Keemei will save researchers time and frustration by providing a convenient interface for tabular bioinformatics file format validation. By allowing everyone involved with data entry for a project to easily validate their data, it will reduce the validation and formatting bottlenecks that are commonly encountered when human-generated data files are first used with a bioinformatics system. Simplifying the validation of essential tabular data files, such as sample metadata, will reduce common errors and thereby improve the quality and reliability of research outcomes.
生物信息学软件通常需要人工生成的表格文本文件作为输入,并且对这些数据的格式有特定要求。用户经常在电子表格程序中管理这些数据,这对正在汇编必要信息的研究人员来说很方便,因为电子表格程序可以在包括笔记本电脑和平板电脑在内的不同平台上轻松使用,而且它们提供了一个熟悉的界面。越来越多不同的研究人员参与到这些数据的汇编工作中,包括研究协调员、临床医生、实验室技术人员和生物信息学家。因此,许多研究团队正转向使用基于云的电子表格程序,如谷歌表格,它支持不同平台上的不同用户对单个电子表格进行并发编辑。大多数输入数据的研究人员并不熟悉将要使用的生物信息学程序的格式要求,所以在开始生物信息学分析之前,验证和纠正文件格式往往是一个瓶颈。

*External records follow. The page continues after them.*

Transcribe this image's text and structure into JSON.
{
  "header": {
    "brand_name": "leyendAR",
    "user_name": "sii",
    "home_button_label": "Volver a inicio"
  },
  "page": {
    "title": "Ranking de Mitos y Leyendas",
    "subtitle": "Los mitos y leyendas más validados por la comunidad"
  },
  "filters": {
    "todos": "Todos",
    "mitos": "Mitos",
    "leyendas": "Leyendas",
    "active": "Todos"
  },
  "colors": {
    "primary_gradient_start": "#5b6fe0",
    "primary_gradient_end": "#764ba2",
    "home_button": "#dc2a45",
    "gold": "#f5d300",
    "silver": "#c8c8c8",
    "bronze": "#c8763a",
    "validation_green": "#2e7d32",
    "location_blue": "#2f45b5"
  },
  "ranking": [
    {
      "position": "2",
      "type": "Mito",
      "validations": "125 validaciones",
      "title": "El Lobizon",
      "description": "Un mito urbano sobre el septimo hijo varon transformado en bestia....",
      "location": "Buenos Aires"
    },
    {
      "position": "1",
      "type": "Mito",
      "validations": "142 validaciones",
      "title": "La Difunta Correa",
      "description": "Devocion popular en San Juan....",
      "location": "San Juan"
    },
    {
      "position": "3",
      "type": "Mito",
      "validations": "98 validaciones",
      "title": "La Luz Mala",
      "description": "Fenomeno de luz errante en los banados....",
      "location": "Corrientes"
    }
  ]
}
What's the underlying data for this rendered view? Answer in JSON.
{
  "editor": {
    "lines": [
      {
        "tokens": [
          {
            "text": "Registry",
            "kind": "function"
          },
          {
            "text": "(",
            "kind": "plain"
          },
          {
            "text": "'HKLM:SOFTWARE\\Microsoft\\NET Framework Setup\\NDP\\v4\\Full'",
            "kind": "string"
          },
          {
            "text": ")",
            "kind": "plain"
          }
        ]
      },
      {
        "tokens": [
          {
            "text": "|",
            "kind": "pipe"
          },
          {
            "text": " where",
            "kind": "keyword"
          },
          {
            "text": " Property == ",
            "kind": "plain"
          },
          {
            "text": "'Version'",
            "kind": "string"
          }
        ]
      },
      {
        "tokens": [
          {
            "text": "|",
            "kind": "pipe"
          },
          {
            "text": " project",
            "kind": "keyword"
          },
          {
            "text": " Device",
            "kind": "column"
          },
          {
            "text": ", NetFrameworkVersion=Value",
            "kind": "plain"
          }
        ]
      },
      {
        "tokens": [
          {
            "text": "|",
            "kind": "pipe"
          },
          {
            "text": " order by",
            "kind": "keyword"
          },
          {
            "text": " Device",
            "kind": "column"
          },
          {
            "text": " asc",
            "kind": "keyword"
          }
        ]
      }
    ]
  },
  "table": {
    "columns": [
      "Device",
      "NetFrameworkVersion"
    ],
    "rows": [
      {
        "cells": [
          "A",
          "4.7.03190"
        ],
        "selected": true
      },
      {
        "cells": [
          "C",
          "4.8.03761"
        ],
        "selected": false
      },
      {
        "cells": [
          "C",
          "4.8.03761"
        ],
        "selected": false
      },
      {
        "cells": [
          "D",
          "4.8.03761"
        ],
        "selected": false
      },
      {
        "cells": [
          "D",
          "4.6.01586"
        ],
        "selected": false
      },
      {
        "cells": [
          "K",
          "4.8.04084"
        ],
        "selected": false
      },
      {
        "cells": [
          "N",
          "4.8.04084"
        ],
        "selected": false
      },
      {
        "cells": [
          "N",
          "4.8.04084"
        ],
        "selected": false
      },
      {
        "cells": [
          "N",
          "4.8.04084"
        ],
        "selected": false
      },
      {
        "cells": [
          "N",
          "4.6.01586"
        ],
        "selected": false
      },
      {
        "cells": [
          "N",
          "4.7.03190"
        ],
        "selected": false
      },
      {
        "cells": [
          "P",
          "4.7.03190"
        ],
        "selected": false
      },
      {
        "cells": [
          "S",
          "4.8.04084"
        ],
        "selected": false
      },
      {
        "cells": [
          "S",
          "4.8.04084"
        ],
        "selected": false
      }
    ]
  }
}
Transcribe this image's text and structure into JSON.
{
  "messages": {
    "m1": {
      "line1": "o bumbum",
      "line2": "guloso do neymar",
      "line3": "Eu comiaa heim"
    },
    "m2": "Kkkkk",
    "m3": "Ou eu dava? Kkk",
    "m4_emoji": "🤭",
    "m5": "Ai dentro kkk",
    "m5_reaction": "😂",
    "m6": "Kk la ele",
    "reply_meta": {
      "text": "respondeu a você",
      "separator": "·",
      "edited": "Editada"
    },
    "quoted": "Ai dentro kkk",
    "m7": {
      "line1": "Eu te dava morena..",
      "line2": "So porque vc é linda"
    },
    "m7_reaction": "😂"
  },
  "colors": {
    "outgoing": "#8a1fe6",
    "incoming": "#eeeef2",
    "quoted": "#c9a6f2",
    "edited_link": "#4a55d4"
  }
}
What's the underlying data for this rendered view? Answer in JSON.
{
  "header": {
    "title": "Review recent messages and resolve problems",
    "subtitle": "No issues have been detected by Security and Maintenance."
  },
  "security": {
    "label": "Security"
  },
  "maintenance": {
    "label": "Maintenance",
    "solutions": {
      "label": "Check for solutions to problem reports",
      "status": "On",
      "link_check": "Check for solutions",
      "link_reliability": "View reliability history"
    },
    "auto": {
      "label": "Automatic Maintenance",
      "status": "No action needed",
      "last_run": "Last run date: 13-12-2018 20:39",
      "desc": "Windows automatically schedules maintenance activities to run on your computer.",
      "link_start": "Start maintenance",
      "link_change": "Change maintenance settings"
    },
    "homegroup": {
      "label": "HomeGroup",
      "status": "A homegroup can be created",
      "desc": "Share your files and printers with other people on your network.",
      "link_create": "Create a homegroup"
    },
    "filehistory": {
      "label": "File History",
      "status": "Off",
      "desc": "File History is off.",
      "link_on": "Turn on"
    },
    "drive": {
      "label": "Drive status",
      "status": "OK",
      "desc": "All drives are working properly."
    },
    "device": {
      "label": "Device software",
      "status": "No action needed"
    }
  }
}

我们展示了Keemei,一款谷歌表格插件,用于验证生物信息学分析中使用的表格文件。Keemei可从谷歌的Chrome网络商店免费获取。Keemei可以安装并在谷歌表格支持的任何网络浏览器上运行。Keemei目前支持验证两种广泛使用的表格生物信息学格式,即微生物生态学定量见解(QIIME)样本元数据映射文件格式和空间参考遗传数据(SRGD)格式,但设计为易于支持添加其他格式。
Keemei将为表格生物信息学文件格式验证提供一个便捷界面,从而为研究人员节省时间并减少挫败感。通过让参与项目数据输入的每个人都能轻松验证他们的数据,它将减少在将人工生成的数据文件首次用于生物信息学系统时常见的验证和格式瓶颈。简化对诸如样本元数据等基本表格数据文件的验证将减少常见错误,从而提高研究结果的质量和可靠性。